Butler

Butler is a simple slack bot designed to make your life easier. He's a swell guy.

Creating your own Butler

You can install the butler archive with this command:

$ mix archive.install https://github.com/butlerbot/butler/releases/download/v0.6.0/butler_new-0.6.0.ez

Once you've done that you can generate your robot. For instance, if you want to name your robot marvin then you would run:

$ mix butler.new marvin
$ cd marvin
$ mix deps.get
$ mix run --no-halt

Congratulations! You now have your own butler.

Butler comes with a default configuration, which can be updated in config/config.exs or config/ENV.exs per environment.

Plugins

Plugins give Butler abilities. They provide a simple api for listening for specific commands.

Adapters

Butler has adapters in order to talk to multiple chat platforms.
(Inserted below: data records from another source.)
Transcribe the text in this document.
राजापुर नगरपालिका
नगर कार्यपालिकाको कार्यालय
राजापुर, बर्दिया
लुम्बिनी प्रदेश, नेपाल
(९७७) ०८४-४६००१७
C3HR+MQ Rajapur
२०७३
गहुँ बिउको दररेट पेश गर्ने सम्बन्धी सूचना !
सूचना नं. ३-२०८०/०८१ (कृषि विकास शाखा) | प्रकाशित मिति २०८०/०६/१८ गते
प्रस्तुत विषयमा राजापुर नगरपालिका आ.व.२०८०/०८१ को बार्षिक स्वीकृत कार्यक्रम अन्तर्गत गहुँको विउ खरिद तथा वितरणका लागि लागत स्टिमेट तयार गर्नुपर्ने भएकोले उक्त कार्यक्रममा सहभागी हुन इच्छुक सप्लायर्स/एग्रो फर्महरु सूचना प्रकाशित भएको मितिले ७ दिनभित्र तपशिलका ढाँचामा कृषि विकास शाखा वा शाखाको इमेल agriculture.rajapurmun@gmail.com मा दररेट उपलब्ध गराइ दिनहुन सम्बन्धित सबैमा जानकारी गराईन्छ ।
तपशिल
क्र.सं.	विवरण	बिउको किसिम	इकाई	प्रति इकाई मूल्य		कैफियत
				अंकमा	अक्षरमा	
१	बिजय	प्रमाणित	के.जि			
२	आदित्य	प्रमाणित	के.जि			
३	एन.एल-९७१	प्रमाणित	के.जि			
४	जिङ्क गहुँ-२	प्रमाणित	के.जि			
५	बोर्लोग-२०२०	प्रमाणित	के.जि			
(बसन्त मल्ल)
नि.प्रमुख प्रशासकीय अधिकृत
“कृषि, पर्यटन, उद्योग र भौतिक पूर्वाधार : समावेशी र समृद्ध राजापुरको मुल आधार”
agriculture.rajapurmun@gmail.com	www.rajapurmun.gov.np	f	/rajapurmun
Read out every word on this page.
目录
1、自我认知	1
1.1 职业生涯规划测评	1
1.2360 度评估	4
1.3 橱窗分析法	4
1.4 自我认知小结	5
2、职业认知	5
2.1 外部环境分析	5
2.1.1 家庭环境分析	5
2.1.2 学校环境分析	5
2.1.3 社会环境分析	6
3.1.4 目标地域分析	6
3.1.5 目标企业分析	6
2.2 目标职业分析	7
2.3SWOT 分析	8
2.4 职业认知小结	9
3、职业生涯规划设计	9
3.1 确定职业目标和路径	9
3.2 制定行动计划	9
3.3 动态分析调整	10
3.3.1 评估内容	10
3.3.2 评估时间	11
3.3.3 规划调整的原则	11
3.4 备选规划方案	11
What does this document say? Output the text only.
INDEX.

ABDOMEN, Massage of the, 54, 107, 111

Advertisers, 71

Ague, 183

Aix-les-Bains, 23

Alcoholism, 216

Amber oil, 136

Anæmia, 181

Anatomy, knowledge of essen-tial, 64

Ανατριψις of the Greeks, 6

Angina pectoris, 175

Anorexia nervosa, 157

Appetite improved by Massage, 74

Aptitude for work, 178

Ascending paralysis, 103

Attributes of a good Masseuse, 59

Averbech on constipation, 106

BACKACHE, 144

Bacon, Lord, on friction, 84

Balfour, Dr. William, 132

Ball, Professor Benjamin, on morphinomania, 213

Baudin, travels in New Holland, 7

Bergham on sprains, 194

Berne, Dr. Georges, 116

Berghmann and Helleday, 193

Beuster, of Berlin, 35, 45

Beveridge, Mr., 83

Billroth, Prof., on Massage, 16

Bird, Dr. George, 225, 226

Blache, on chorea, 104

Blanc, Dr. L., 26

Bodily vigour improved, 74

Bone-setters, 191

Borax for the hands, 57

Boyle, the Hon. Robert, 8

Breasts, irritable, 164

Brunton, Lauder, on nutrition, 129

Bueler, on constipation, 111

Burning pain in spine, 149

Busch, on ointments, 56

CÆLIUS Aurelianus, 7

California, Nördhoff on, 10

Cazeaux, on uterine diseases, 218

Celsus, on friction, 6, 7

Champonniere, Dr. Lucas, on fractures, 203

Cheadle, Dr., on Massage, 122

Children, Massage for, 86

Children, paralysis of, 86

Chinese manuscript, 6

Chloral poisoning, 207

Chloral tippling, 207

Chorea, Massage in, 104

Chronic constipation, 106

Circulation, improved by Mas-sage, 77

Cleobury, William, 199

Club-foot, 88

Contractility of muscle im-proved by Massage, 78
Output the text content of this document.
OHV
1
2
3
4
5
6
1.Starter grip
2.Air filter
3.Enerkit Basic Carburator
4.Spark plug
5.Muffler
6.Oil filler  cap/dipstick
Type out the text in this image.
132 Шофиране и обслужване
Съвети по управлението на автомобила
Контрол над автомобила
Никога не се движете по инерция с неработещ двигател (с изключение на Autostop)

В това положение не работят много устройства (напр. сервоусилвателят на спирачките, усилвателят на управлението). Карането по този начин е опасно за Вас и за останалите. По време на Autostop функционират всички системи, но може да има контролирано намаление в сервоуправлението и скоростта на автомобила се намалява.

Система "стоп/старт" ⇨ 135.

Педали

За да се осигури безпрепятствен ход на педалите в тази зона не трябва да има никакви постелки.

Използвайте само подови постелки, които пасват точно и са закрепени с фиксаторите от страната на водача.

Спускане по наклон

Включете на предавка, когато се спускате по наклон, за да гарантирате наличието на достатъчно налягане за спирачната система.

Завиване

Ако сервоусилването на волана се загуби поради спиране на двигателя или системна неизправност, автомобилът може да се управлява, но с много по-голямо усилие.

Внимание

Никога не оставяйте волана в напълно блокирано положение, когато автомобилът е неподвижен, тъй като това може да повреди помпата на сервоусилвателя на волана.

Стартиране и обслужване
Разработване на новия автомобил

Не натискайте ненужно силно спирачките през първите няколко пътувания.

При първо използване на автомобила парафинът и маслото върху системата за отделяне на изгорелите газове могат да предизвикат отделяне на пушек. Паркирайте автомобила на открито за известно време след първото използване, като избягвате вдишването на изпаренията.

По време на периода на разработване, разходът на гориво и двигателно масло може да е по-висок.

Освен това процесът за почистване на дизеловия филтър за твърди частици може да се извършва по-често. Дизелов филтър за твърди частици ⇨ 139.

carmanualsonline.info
The default platform is Slack and an adapter is provided as a part of Butler.

For local development there is a terminal adapter which provides a lightweight repl interface.

Slack Adapter

Butler needs a slack api token in order to connect to your organization.

$ export BUTLER_SLACK_API_KEY=your_api_key

You can then run butler in production mode.

$ MIX_ENV=prod mix compile
$ MIX_ENV=prod mix run --no-halt

Deploying to Heroku

Heroku is the easiest way to deploy your bot:

First you'll need to create a new application with the elixir buildpack:

$ heroku create --buildpack "https://github.com/HashNuke/heroku-buildpack-elixir.git"

Or if you've already created your application you can set the buildpack directly:

$ heroku config:set BUILDPACK_URL="https://github.com/HashNuke/heroku-buildpack-elixir.git"

Before you deploy you need to set any environment variables that you'll need. For the slack adapter that will be this:

$ heroku config:set BUTLER_SLACK_API_KEY=your-api-key

You'll also have to make sure that any variables you need at compile time are included in the elixir_buildpack.config file:

$ cat elixir_buildpack.config
erlang_version=17.5
elixir_version=1.1.1
always_rebuild=true
config_vars_to_export=(BUTLER_SLACK_API_KEY BUTLER_SLACK_API_KEY)

If these config vars aren't included in the config_vars_to_export then they won't be availble during compile time which will cause issues during runtime.

For more information on configuration you can check out the elixir_buildpack.

Once the configuration variables have been set its time to push:

$ git push heroku master

You should see a lot of logging and after your bot should be up and running.

If you have any issues you can review the heroku logs:

$ heroku logs

Your bot should now be deployed!

Deploying to Unix

There are a number of ways to deploy to unix. The recommended way is to create a release of Butler with exrm and run the release on your vps or server of choice.

Contributing

Butler is still a work in progress and we appreciate any contributions. If you have questions then feel free to open an issue.